Tens of millions of years ago, Africa was part of a giant continent known as Gondwanaland. Gondwanaland eventually broke apart, leaving Africa surrounded by oceans that produced a very rainy climate. For a time rain forests covered virtually the entire African continent. As Africa drifted northward, its climate changed and the forests retreated to the south. Later, the ice ages that left Europe and North America covered with glaciers also brought cooler and drier weather to Africa. Forests in drier climates shrank, while those in wetter climates remained largely intact.

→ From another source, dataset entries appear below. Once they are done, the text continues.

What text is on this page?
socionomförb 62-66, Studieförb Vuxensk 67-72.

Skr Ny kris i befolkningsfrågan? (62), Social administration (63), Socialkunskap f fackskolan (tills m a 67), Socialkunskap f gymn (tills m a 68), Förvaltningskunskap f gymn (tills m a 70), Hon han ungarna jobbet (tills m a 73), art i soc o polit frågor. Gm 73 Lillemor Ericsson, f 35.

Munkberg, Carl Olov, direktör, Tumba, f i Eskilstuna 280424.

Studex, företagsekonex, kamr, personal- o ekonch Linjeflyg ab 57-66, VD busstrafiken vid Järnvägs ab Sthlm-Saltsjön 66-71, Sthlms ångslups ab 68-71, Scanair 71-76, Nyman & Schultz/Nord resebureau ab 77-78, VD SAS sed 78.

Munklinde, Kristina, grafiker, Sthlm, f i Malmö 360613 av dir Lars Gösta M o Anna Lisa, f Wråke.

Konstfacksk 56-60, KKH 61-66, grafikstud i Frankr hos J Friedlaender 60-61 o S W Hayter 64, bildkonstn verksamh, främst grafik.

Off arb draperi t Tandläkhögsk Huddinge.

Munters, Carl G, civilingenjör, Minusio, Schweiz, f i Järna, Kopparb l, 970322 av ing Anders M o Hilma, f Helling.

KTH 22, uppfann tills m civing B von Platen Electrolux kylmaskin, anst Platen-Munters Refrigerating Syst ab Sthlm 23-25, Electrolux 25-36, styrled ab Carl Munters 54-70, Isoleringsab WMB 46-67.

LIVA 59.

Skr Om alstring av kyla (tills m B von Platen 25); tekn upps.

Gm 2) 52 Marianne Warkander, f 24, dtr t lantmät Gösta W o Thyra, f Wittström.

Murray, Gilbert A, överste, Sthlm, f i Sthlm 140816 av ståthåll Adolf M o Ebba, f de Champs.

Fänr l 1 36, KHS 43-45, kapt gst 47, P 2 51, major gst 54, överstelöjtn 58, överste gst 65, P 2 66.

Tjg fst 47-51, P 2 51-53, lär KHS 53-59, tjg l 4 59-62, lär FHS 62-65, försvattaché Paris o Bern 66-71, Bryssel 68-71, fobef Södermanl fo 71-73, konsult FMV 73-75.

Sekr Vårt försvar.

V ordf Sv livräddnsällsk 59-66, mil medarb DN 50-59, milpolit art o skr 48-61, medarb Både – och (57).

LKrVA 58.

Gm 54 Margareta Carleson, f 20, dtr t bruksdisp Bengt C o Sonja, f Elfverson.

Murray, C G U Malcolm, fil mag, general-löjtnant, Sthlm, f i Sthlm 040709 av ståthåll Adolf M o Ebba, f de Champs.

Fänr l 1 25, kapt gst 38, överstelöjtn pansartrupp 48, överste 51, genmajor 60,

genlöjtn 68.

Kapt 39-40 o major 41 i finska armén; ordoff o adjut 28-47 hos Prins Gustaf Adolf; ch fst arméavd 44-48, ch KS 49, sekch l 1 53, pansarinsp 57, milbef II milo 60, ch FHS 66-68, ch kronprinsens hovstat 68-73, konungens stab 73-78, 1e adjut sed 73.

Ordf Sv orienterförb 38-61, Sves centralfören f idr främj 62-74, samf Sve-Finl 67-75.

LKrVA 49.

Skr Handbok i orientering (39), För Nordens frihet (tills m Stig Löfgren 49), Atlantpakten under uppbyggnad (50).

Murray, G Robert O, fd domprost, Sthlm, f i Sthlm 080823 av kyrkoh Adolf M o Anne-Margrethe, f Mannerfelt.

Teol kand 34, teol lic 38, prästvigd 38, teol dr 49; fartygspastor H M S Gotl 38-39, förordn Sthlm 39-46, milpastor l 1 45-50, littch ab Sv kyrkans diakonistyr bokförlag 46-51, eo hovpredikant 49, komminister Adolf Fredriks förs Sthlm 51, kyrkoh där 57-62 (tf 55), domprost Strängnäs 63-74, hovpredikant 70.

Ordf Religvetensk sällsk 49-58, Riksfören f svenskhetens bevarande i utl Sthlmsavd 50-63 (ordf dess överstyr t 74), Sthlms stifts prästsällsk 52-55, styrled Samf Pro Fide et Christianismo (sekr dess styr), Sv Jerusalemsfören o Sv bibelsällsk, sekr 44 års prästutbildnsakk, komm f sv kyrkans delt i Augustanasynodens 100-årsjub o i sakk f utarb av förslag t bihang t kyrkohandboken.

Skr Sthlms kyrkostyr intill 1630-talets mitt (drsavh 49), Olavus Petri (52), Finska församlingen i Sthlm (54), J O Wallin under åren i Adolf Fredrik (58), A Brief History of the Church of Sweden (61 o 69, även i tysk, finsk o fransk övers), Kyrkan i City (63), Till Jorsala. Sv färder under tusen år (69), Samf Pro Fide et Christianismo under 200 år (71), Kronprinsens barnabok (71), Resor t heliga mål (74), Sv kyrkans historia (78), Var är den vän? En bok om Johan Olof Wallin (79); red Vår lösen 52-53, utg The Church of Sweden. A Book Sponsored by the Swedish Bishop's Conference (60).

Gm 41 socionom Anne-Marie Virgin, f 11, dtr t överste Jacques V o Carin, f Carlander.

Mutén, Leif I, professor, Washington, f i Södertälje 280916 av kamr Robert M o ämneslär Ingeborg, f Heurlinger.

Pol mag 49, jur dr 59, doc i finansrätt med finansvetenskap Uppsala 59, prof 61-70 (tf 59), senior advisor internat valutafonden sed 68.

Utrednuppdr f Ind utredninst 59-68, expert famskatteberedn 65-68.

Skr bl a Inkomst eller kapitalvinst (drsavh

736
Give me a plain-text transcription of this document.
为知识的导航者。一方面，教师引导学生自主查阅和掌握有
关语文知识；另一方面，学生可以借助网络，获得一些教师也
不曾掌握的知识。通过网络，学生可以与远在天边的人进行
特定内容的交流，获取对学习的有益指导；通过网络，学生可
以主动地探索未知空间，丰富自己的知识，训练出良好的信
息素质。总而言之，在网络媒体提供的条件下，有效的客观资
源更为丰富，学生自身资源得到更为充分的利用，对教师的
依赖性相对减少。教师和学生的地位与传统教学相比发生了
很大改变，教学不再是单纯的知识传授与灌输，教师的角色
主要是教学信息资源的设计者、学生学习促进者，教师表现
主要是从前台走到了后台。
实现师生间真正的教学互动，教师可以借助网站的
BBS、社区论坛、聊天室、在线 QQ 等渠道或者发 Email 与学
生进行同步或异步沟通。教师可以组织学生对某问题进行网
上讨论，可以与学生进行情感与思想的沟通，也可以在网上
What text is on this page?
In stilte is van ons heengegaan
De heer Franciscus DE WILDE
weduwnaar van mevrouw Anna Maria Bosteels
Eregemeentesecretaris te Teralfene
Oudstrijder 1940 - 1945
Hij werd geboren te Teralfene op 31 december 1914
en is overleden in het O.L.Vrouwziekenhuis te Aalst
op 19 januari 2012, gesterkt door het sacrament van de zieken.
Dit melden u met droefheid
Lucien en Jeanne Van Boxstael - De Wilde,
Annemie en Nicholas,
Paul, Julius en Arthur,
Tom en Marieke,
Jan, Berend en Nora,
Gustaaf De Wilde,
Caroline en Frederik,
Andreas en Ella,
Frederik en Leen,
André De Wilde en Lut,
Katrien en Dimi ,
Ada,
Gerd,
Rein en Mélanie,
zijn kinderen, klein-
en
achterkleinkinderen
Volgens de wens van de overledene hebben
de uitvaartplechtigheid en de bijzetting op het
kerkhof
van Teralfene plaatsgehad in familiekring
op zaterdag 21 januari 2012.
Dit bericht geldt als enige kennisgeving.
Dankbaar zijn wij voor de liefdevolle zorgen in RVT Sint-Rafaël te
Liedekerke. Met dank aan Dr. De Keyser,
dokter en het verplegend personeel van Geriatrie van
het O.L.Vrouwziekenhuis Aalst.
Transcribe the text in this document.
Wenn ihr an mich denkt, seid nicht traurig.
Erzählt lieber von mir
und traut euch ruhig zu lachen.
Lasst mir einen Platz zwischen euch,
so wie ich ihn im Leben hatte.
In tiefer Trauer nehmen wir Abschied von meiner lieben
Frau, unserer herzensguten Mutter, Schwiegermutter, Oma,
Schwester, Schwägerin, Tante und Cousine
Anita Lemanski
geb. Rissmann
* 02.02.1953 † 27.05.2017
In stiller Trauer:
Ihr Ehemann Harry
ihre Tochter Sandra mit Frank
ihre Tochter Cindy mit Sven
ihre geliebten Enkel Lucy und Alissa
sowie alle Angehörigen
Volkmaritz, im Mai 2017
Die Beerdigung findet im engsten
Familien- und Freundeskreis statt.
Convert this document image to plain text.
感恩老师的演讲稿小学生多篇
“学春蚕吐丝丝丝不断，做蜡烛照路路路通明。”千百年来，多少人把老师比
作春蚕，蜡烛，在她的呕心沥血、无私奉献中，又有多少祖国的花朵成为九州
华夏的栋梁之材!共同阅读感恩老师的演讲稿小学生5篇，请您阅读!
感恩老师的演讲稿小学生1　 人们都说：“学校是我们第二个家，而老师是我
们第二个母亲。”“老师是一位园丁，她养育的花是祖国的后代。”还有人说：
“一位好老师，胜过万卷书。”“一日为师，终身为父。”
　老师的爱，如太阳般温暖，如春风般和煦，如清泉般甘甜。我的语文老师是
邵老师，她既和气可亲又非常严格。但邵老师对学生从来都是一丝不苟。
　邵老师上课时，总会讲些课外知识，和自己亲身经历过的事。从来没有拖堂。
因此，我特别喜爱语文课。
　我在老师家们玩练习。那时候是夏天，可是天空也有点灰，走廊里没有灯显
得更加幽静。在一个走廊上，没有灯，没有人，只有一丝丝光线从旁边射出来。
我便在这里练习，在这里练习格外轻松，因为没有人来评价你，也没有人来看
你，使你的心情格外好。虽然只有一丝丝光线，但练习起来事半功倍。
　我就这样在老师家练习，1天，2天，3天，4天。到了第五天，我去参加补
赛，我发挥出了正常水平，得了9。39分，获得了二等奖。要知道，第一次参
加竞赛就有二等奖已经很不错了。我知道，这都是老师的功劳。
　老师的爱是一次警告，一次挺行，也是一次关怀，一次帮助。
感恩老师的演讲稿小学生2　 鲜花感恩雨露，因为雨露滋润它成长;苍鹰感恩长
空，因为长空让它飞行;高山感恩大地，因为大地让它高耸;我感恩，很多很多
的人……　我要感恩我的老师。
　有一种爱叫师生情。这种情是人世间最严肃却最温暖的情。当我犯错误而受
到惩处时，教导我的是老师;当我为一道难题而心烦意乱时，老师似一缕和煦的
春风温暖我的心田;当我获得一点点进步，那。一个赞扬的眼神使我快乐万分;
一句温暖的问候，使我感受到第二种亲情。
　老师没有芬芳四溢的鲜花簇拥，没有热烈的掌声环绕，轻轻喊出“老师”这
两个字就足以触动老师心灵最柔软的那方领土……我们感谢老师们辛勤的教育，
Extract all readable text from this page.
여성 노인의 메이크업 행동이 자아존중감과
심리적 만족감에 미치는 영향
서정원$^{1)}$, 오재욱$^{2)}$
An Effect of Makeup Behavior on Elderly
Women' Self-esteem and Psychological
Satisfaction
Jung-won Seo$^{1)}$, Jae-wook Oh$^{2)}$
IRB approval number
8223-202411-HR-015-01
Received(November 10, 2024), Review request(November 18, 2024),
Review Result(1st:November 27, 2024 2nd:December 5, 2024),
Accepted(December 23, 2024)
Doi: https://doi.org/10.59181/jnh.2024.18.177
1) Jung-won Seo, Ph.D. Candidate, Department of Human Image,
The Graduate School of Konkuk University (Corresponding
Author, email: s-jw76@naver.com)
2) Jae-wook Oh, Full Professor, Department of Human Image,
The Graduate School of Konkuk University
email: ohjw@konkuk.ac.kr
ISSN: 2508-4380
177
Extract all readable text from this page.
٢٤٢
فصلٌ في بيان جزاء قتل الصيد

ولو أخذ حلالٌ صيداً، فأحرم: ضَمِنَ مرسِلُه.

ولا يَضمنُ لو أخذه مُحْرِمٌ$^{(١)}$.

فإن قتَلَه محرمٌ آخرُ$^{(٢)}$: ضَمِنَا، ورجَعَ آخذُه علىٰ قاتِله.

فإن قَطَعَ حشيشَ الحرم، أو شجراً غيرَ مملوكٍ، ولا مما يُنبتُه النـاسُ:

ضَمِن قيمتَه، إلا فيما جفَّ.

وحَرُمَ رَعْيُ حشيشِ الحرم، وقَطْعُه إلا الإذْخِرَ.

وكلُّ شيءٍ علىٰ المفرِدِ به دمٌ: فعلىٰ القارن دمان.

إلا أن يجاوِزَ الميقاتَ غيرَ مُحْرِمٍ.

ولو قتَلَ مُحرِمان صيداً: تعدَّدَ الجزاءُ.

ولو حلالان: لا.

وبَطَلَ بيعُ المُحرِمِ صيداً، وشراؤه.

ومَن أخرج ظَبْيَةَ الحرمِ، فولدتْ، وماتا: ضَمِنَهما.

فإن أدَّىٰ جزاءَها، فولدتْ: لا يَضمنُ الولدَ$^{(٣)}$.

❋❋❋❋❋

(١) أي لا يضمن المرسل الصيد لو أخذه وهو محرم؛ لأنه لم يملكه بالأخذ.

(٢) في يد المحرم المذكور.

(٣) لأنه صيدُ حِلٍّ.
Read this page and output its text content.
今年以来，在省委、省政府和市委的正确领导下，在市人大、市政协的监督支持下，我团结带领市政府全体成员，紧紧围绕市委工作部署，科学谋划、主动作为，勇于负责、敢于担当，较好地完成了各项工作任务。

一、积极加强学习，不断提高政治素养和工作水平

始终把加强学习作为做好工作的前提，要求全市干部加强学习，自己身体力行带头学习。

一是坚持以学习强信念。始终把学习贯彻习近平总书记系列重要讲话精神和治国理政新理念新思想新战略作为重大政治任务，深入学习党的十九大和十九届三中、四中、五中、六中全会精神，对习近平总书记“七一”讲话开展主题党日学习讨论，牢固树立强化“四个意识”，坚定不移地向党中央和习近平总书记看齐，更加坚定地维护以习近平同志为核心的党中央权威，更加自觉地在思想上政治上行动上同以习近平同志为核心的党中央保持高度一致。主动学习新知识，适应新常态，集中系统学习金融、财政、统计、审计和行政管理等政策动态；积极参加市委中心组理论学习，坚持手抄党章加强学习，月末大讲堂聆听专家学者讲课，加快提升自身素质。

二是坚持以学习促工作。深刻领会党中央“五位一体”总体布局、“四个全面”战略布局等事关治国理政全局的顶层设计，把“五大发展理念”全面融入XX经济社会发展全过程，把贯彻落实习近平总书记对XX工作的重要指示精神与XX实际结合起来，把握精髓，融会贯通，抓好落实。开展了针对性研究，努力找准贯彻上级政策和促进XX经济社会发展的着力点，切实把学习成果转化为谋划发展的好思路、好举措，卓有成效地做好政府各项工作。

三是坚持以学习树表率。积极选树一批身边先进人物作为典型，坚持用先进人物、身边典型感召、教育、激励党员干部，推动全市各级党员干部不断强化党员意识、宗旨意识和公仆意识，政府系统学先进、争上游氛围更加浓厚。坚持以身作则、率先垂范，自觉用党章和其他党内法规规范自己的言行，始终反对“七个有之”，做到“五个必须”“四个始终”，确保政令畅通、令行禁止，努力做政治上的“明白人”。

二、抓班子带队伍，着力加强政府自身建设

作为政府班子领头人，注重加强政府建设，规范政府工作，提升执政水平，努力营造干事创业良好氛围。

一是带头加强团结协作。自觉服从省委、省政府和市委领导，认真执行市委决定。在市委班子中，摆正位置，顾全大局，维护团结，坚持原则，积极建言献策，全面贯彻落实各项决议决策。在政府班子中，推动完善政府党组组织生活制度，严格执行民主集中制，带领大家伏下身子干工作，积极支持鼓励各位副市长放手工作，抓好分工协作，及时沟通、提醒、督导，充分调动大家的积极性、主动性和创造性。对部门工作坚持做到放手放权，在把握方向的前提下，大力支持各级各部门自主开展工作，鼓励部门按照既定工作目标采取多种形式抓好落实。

Today most of Africa's forests are located in a band stretching from the southern tip of the continent north to the horn of Africa and west to SENEGAL. Coastal areas of eastern, northeastern, and southern Africa support small areas of tropical forest. Dry forests are found in the mountains and highland regions of east-central Africa, and gallery forests—stands of trees in open plains—follow the courses of many rivers in savanna areas.
Rainfall and other sources of moisture play a leading role in the location of forests and their physical environment. In hotter lowland regions, forests require about 60 inches of rain per year to thrive. The trees in these forests are much taller than those at high altitudes, with some species reaching 200 feet. At cooler, higher elevations, 40 inches of rain per year is sufficient for forest growth. Groundwater from rivers or swamps can occasionally provide enough moisture to support forests in areas that do not receive large amounts of rain. In high-altitude mist forests, many trees are covered by mosses that absorb moisture from the clouds and serve as a source of water for the trees.
FOREST USE AND MANAGEMENT
In recent years rapid deforestation has called attention to the impact of humans on African forests. However, the phenomenon of deforestation is not new. Colonial rulers in the early 1900s voiced many of the same concerns as environmentalists today. Unfortunately, their solutions often did nothing to help the situation, and in many cases they made it worse.
African populations managed and exploited forest resources long before Europeans arrived on the continent. They used forests for farming and herding, and as a source of trade goods such as kola nuts. Forests also supplied fuel for cooking and warmth; foods such as nuts, fruit, honey, and game animals; and poles, branches, and leaves for building and thatching. In addition, they were often considered places of spiritual and religious significance.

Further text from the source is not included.